South Dakota has enacted the first-of-its-kind “campus intellectual diversity” law, bolstering efforts to shore up lagging conservative intellectualism at its universities.

“Our university campuses should be places where students leave their comfort zones and learn about competing ideas and perspectives,” Gov. Kristi Noem said in a statement. “I hope this bill lets the nation know that in South Dakota, we are teaching our next generation to debate important issues, work together to solve problems, and think independently.”

The new law stipulates that colleges will be barred from establishing so-called “free speech zones” on its campuses and directs the South Dakota Board of Regents, which oversees the state’s six public universities, to submit to the governor and legislators an annual report identifying “events or occurrences” that impede intellectual diversity.

“This final bill represents a model for bringing transparency to levels of intellectual diversity and protecting it as an indispensable part of higher learning,” said Michael Poliakoff, president of the nonprofit American Council of Trustees & Alumni.

Mr. Poliakoff, who taught in the Classics Department at Hillsdale College, has described the bias against conservatives in higher education at a “crisis” level. He said his group offered “advice at some key junctures” to South Dakota lawmakers in crafting the legislation.

The bill underwent significant revisions, including the dropping of a requirement that all students complete three credit hours of civics and that institutions post an online “wall of shame” identifying free speech no-no’s such as blocking a visiting speaker.

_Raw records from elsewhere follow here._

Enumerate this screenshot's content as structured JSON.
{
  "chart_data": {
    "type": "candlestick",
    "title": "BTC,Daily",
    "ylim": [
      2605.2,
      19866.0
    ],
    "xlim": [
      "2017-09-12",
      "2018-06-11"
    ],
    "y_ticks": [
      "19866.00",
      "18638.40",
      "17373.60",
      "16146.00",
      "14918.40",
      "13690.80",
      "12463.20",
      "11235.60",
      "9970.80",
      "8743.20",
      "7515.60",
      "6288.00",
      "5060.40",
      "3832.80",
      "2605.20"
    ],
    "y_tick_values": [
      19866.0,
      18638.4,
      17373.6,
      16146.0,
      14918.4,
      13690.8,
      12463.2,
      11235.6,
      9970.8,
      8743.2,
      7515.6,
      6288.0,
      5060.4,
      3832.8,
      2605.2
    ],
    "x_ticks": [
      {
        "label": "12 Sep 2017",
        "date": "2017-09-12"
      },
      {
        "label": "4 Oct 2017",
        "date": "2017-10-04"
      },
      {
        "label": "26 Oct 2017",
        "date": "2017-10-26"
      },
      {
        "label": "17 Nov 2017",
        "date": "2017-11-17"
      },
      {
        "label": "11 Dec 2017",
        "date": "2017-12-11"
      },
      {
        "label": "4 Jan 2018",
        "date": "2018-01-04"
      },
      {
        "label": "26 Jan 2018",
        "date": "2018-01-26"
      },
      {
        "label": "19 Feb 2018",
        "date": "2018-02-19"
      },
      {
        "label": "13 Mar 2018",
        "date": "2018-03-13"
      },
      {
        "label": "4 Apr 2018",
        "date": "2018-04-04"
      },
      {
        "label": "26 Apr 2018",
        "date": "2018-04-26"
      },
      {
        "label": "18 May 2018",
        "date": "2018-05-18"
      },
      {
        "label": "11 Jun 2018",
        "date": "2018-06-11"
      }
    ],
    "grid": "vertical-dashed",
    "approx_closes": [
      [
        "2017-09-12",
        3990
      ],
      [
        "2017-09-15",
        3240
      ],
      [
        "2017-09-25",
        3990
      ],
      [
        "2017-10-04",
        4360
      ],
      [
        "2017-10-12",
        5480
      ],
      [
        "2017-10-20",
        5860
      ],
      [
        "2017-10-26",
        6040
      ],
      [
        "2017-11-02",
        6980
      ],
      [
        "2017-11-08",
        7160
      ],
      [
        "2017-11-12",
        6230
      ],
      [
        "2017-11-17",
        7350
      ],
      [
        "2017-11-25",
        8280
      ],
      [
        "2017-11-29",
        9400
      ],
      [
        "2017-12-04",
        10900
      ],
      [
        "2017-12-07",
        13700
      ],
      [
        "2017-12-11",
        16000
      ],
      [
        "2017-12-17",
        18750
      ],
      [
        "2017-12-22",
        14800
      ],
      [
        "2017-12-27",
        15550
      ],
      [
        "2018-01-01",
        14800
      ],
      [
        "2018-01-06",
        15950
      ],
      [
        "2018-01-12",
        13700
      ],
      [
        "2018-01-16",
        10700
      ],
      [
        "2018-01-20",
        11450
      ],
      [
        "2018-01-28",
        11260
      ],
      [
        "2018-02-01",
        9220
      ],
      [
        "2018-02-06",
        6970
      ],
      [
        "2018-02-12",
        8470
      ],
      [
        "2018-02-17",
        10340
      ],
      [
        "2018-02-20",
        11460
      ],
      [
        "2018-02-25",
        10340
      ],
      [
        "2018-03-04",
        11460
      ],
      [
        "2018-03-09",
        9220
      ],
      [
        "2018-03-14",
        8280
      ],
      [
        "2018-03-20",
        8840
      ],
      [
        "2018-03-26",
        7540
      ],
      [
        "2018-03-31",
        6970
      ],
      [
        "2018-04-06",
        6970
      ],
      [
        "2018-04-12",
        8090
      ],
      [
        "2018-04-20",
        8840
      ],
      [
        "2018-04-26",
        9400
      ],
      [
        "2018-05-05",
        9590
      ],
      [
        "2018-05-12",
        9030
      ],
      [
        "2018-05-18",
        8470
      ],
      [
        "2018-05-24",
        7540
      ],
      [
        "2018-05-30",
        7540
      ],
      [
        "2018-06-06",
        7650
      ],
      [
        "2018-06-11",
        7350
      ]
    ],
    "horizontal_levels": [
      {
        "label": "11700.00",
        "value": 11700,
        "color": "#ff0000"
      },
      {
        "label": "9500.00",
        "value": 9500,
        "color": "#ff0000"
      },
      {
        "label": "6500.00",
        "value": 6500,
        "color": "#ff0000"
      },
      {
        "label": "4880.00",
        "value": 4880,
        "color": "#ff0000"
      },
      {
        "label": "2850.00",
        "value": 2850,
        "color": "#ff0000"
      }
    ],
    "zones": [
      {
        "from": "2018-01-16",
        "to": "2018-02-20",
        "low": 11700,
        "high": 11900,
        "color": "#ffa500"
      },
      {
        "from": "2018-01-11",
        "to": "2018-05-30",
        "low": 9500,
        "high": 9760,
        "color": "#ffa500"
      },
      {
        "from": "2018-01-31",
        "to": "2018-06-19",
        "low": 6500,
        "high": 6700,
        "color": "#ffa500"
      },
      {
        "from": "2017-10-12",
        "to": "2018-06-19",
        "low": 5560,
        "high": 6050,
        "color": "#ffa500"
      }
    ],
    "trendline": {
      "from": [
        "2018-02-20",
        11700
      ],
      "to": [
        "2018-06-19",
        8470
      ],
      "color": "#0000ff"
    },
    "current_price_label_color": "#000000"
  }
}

Last fall, the regents adopted sweeping new language in the handbook, including the so-called “Chicago Statement,” which embraces free speech even when some students find the expression “offensive or disagreeable.” After a month of legislative deal-making, the bill passed in a stripped-down version, with an endorsement from the Board of Regents.

“While the Board of Regents believe that systemic change in supporting and creating opportunities for free speech and intellectual diversity is best served by thoughtful policy created in the way we’ve shown we can do with our newly-minted policies, we also understand the legislative imperative that is driving this bill,” Paul Beran, executive director and CEO of the South Dakota Board of Regents, testified before the legislature in support of the legislation.

State Rep. Ray Ring, a retired economics professor and Democrat who represents the college town of Vermillion, opposed the bill. He told The Washington Times he doesn’t see suppression of free speech on college campuses.

“In my 40 years of teaching, I didn’t ever feel it’s been a problem at USD [University of South Dakota],” Mr. Ring said. “Way back in the 1980s, I saw someone got shouted down from the audience when we had a speaker who a Marist priest who spoke as a critic of our Central American policy, but that was it.”

He said he taught about everyone from Karl Marx to Milton Friedman in his history of economics class and hoped that intellectual freedom would remain.

Last month, USD President Sheila Gestring made statewide headlines when she announced an independent inquiry into whether an interim law dean’s suggestion to a student law school group to change the title of its winter social event from “Hawaiian Day” to “Beach Day” to avoid exoticizing indigenous islanders amounted to an overreach by administrators.

The legislaton’s sponsor, Rep. Sue Peterson, said the Hawaiian flap is another example of political correctness run amuck on college campuses.

“The evidence reveals that there are increasing efforts to stifle free expression on campus and that our campuses are becoming ideological monoliths,” Ms. Peterson said. “And this law addresses those problems directly.”

The bill’s signing came on the eve of the issuance of an executive order by President Trump that will prohibit federal grant dollars from investing in research projects at schools that do not certify as complying with intellectual diversity standards.